Critique de « Cruella » par E-Stark
« Je suis femme, entendez-moi rugir ! »
Emma Stone – « Cruella » de Craig Gillespie (2021)
Parmi la pléthore des films lives proposés par Disney depuis quelques années, les créations originales se font rare alors que les remakes des classiques d’animation sont (trop ?) nombreux. Cruella fait un peu exception à la règle, puisque le remake live des 101 Dalmatiens il est sorti en 1996, réalisé par Stephen Herek avec l’inoubliable Glenn Close dans le rôle de la méchante. Dire qu’Emma Stone avait du pain sur la planche est une euphémisme.
Faisant le choix de donner un background à l’une des plus grandes méchantes de l’univers Disney, le film de Craig Gillespie n’excuse pourtant pas quelques faux pas, telle cette bêtise de présenter une Cruella enfant, nommée Ella, avec des cheveux noirs et blancs. La bêtise n’étant pas de présenter le personnage en tant qu’enfant, mais plutôt ce détails capillaire qui aurait eu plus de sens si il avait relevé plus tard dans l’intrigue, d’un choix du personnage de se teindre les cheveux afin de correspondre à l’image qu’elle se construit. Toutefois si on passe au-dessus de cette bourde, bien que forcément lancée comme ça dès les premières minutes l’inquiétude peut monter, on se retrouve pourtant avec un début d’histoire finalement pas si mal et même cohérent avec ce que l’on sait déjà du personnage.

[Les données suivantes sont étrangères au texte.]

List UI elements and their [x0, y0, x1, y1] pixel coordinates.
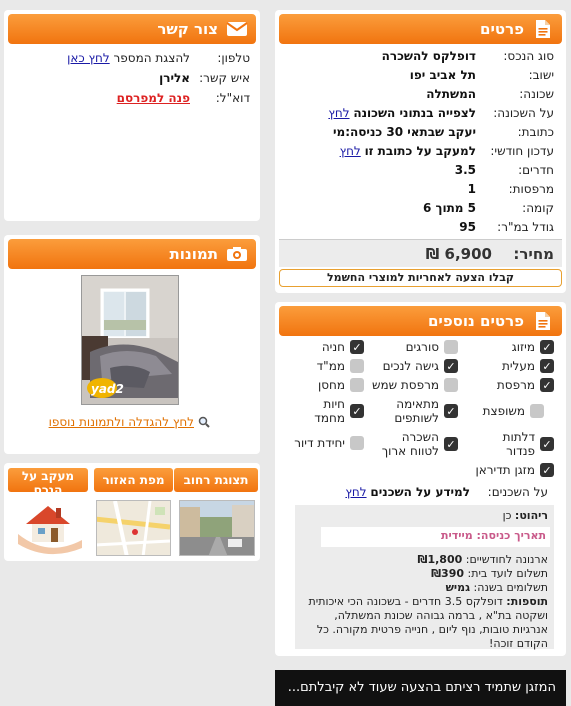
checkbox[interactable] — [444, 437, 458, 451]
detail-row-rooms: חדרים: 3.5 — [454, 162, 554, 177]
checkbox[interactable] — [350, 436, 364, 450]
checkbox[interactable] — [444, 404, 458, 418]
checkbox[interactable] — [540, 378, 554, 392]
tab-area-map[interactable]: מפת האזור — [94, 468, 173, 492]
street-view-thumbnail[interactable] — [179, 500, 255, 556]
feature-pets[interactable]: חיות מחמד — [311, 397, 364, 425]
details-panel: פרטים סוג הנכס: דופלקס להשכרה ישוב: תל אבי… — [275, 10, 566, 293]
notes-row: תוספות: דופלקס 3.5 חדרים - בשכונה הכי אי… — [308, 595, 548, 650]
detail-row-size: גודל במ"ר: 95 — [459, 219, 554, 234]
furnished-row: ריהוט: כן — [502, 509, 548, 522]
document-icon — [532, 19, 554, 39]
entry-date-row: תאריך כניסה: מיידית — [321, 527, 550, 547]
feature-tadiran-ac[interactable]: מזגן תדיראן — [475, 463, 554, 477]
main-photo[interactable]: yad2 — [81, 275, 179, 405]
neighbors-row: על השכנים: למידע על השכנים לחץ — [345, 484, 548, 499]
tab-follow-property[interactable]: מעקב על הנכס — [8, 468, 88, 492]
contact-panel: צור קשר טלפון: להצגת המספר לחץ כאן איש קש… — [4, 10, 260, 221]
feature-accessible[interactable]: גישה לנכים — [383, 359, 458, 373]
tab-street-view[interactable]: תצוגת רחוב — [174, 468, 258, 492]
feature-roommates[interactable]: מתאימה לשותפים — [381, 397, 458, 425]
follow-property-thumbnail[interactable] — [8, 500, 88, 556]
checkbox[interactable] — [444, 359, 458, 373]
feature-safe-room[interactable]: ממ"ד — [317, 359, 364, 373]
photos-title: תמונות — [169, 245, 218, 263]
neighborhood-link[interactable]: לחץ — [328, 106, 349, 120]
contact-row-phone: טלפון: להצגת המספר לחץ כאן — [67, 51, 250, 65]
price-label: מחיר: — [513, 244, 554, 263]
details-rows: סוג הנכס: דופלקס להשכרה ישוב: תל אביב יפו … — [275, 44, 566, 236]
feature-renovated[interactable]: משופצת — [483, 404, 544, 418]
extra-details-header: פרטים נוספים — [279, 306, 562, 336]
feature-storage[interactable]: מחסן — [318, 378, 364, 392]
price-value: 6,900 ₪ — [425, 244, 492, 263]
feature-housing-unit[interactable]: יחידת דיור — [294, 436, 364, 450]
enlarge-photos-link[interactable]: לחץ להגדלה ולתמונות נוספו — [49, 415, 194, 429]
contact-title: צור קשר — [157, 20, 218, 38]
neighbors-link[interactable]: לחץ — [345, 485, 366, 499]
feature-sun-balcony[interactable]: מרפסת שמש — [372, 378, 458, 392]
extra-info-box: ריהוט: כן תאריך כניסה: מיידית ארנונה לחו… — [295, 505, 554, 650]
contact-rows: טלפון: להצגת המספר לחץ כאן איש קשר: אלירן … — [4, 44, 260, 108]
extra-details-title: פרטים נוספים — [427, 312, 524, 330]
checkbox[interactable] — [540, 359, 554, 373]
area-map-thumbnail[interactable] — [96, 500, 171, 556]
checkbox[interactable] — [540, 437, 554, 451]
detail-row-city: ישוב: תל אביב יפו — [409, 67, 554, 82]
details-title: פרטים — [480, 20, 524, 38]
follow-address-link[interactable]: לחץ — [340, 144, 361, 158]
checkbox[interactable] — [350, 378, 364, 392]
payments-row: תשלומים בשנה: גמיש — [445, 581, 548, 594]
camera-icon — [226, 244, 248, 264]
details-header: פרטים — [279, 14, 562, 44]
feature-air-conditioning[interactable]: מיזוג — [512, 340, 554, 354]
detail-row-type: סוג הנכס: דופלקס להשכרה — [381, 48, 554, 63]
detail-row-address: כתובת: יעקב שבתאי 30 כניסה:מי — [333, 124, 554, 139]
feature-elevator[interactable]: מעלית — [502, 359, 554, 373]
feature-bars[interactable]: סורגים — [406, 340, 458, 354]
contact-row-person: איש קשר: אלירן — [159, 71, 250, 85]
ac-ad-banner[interactable]: המזגן שתמיד רציתם בהצעה שעוד לא קיבלתם..… — [275, 670, 566, 706]
checkbox[interactable] — [350, 359, 364, 373]
checkbox[interactable] — [350, 340, 364, 354]
yad2-watermark: yad2 — [91, 382, 124, 396]
extra-details-panel: פרטים נוספים מיזוג מעלית מרפסת משופצת דל… — [275, 302, 566, 656]
vaad-row: תשלום לועד בית: ₪390 — [431, 567, 548, 580]
detail-row-floor: קומה: 5 מתוך 6 — [422, 200, 554, 215]
detail-row-neighborhood: שכונה: המשתלה — [426, 86, 554, 101]
checkbox[interactable] — [444, 340, 458, 354]
contact-advertiser-link[interactable]: פנה למפרסם — [117, 91, 190, 105]
arnona-row: ארנונה לחודשיים: ₪1,800 — [417, 553, 548, 566]
document-icon — [532, 311, 554, 331]
enlarge-photos[interactable]: לחץ להגדלה ולתמונות נוספו — [49, 415, 210, 429]
checkbox[interactable] — [530, 404, 544, 418]
checkbox[interactable] — [444, 378, 458, 392]
checkbox[interactable] — [350, 404, 364, 418]
ac-ad-text: המזגן שתמיד רציתם בהצעה שעוד לא קיבלתם..… — [287, 680, 556, 695]
envelope-icon — [226, 19, 248, 39]
feature-balcony[interactable]: מרפסת — [497, 378, 554, 392]
show-phone-link[interactable]: לחץ כאן — [67, 51, 110, 65]
feature-long-term[interactable]: השכרה לטווח ארוך — [373, 430, 458, 458]
feature-parking[interactable]: חניה — [322, 340, 364, 354]
checkbox[interactable] — [540, 340, 554, 354]
checkbox[interactable] — [540, 463, 554, 477]
photos-panel: תמונות yad2 לחץ להגדלה ולתמונות נוספו — [4, 235, 260, 454]
price-bar: מחיר: 6,900 ₪ — [279, 239, 562, 267]
contact-header: צור קשר — [8, 14, 256, 44]
detail-row-about-neighborhood: על השכונה: לצפייה בנתוני השכונה לחץ — [328, 105, 554, 120]
detail-row-monthly-update: עדכון חודשי: למעקב על כתובת זו לחץ — [339, 143, 554, 158]
detail-row-balconies: מרפסות: 1 — [467, 181, 554, 196]
feature-pandor-doors[interactable]: דלתות פנדור — [497, 430, 554, 458]
warranty-offer-text: קבלו הצעה לאחריות למוצרי החשמל — [326, 271, 515, 284]
contact-row-email: דוא"ל: פנה למפרסם — [116, 91, 250, 105]
photos-header: תמונות — [8, 239, 256, 269]
warranty-offer-button[interactable]: קבלו הצעה לאחריות למוצרי החשמל — [279, 269, 562, 287]
magnifier-icon — [198, 416, 210, 428]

Le film par la suite va se révéler tantôt rafraîchissant et divertissant, tantôt un peu bête malgré sa volonté de bien faire et de raconter quelque chose. Raconter quelque chose oui, c’est à souligner car finalement assez rare. Ainsi Emma Stone se révèle progressivement être une Cruella charismatique, qui rend à la fois hommage à la prestation géniale de Glenn Close tout en amenant sa propre touche, ce qui est évidemment fort appréciable. La star de La La Land se donne corps et âme, maquillée à outrance, souvent dôle et parfois très sombre. Cette Cruella version 2021 n’est pas une sainte et c’est tant mieux. Face à elle se tient avec prestance et conviction Emma Thompson, qui semble vraiment s’amuser avec ce personnage outrancier et détestable. Son plaisir de jeu est communicatif. Pour ce qui est du reste du casting, tout le monde s’en sort finalement plutôt bien, on ne note pas vraiment de faux pas ou d’interprétation foireuse.

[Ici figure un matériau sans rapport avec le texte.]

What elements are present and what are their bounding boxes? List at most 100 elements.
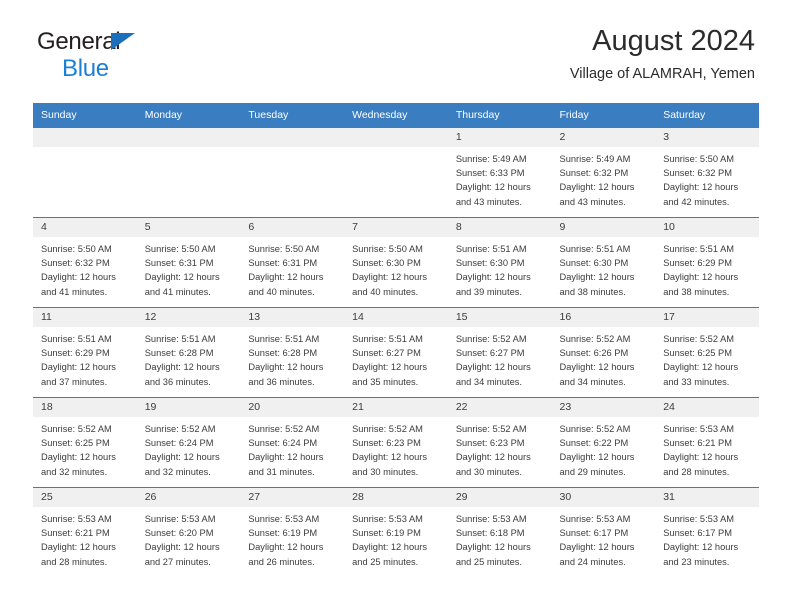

En revanche côté réalisation, si cette dernière fait le job la plupart du temps, jonglant habilement avec la comédie visuelle et une mise en scène efficace à défaut d’être très inspirée, il faut souligner quelques points qui peinent à faire mouche. Notamment les animaux en images de synthèse. Certes ne pas employer de véritables chiens est compréhensible aujourd’hui, mais les incrustations des personnages canins font parfois un peu mal à la rétine, elles manquent de finesse. D’autant plus que le film remet en lumière un genre qui semblait éteint, celui du film où les chiens font des actions quasi humaines. Il y a des faux pas de ce côté-ci, même si bien entendu Cruella reste avant tout un film familial qui ravira sans nul doute les petits et les grands pas trop exigeants, je me considère d’ailleurs comme quelqu’un de moins exigeant avec le temps.

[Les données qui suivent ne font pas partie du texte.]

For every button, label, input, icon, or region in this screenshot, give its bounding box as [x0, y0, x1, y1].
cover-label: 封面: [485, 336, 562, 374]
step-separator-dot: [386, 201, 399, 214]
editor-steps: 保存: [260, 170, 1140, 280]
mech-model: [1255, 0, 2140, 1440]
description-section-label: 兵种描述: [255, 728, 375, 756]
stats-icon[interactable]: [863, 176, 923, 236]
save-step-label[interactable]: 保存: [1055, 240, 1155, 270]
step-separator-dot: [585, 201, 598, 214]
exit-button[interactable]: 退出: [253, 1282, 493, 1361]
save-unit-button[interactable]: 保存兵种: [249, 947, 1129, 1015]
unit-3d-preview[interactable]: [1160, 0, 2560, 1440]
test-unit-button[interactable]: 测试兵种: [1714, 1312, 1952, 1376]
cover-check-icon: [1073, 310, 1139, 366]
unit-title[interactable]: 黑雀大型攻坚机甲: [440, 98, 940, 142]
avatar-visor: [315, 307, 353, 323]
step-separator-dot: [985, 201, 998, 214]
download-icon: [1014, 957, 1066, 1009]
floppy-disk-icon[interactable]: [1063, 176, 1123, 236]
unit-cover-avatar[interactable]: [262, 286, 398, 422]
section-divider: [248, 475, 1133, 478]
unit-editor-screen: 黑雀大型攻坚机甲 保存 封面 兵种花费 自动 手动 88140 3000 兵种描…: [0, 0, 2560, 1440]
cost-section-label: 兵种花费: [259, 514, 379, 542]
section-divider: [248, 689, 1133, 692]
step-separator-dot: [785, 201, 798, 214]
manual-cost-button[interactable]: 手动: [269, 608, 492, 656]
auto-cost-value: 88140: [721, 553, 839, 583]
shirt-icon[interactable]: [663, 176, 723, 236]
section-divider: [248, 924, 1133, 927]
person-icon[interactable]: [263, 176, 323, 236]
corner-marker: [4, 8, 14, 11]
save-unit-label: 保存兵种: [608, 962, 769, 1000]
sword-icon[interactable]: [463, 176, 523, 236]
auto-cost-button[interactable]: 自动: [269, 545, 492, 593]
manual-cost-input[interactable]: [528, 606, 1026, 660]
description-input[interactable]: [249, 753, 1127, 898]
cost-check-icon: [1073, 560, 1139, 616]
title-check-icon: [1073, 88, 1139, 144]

Néanmoins, comme c’était prévisible, Disney peine à faire de son personnage une vraie méchante. Ses intentions ne sont pas louables pour autant, mais on sent bien qu’il est difficile de lâcher la bride et qu’il faut constamment trouver des excuses aux motivations machiavéliques de l’héroïne, parce que s’en est une désormais. Le film demeure très raisonnable et ne prend pas beaucoup de risque, on évoque par exemple jamais l’emploi de la fourrure dans l’univers de la mode, sujet sans doute trop polémique (et à raison d’ailleurs), mais qui fait pourtant partie de l’ADN du personnage et qui aurait pu servir à nous la rendre moins sympathique. Parce que c’est bien ça le noeud du problème : Cruella est ici un peu trop sympathique et ce n’est pas vraiment ce que l’on recherche dans l’origin story d’une méchante emblématique.
En conclusion Cruella est un film assez prévisible mais néanmoins efficace. Si on y va en ayant l’espoir que Disney prendra des risques, alors c’est peine perdue. Mais si en revanche on espère juste voir le personnage s’étoffer un peu plus tout en sachant que Disney ne se mouillera pas trop, alors pourquoi pas.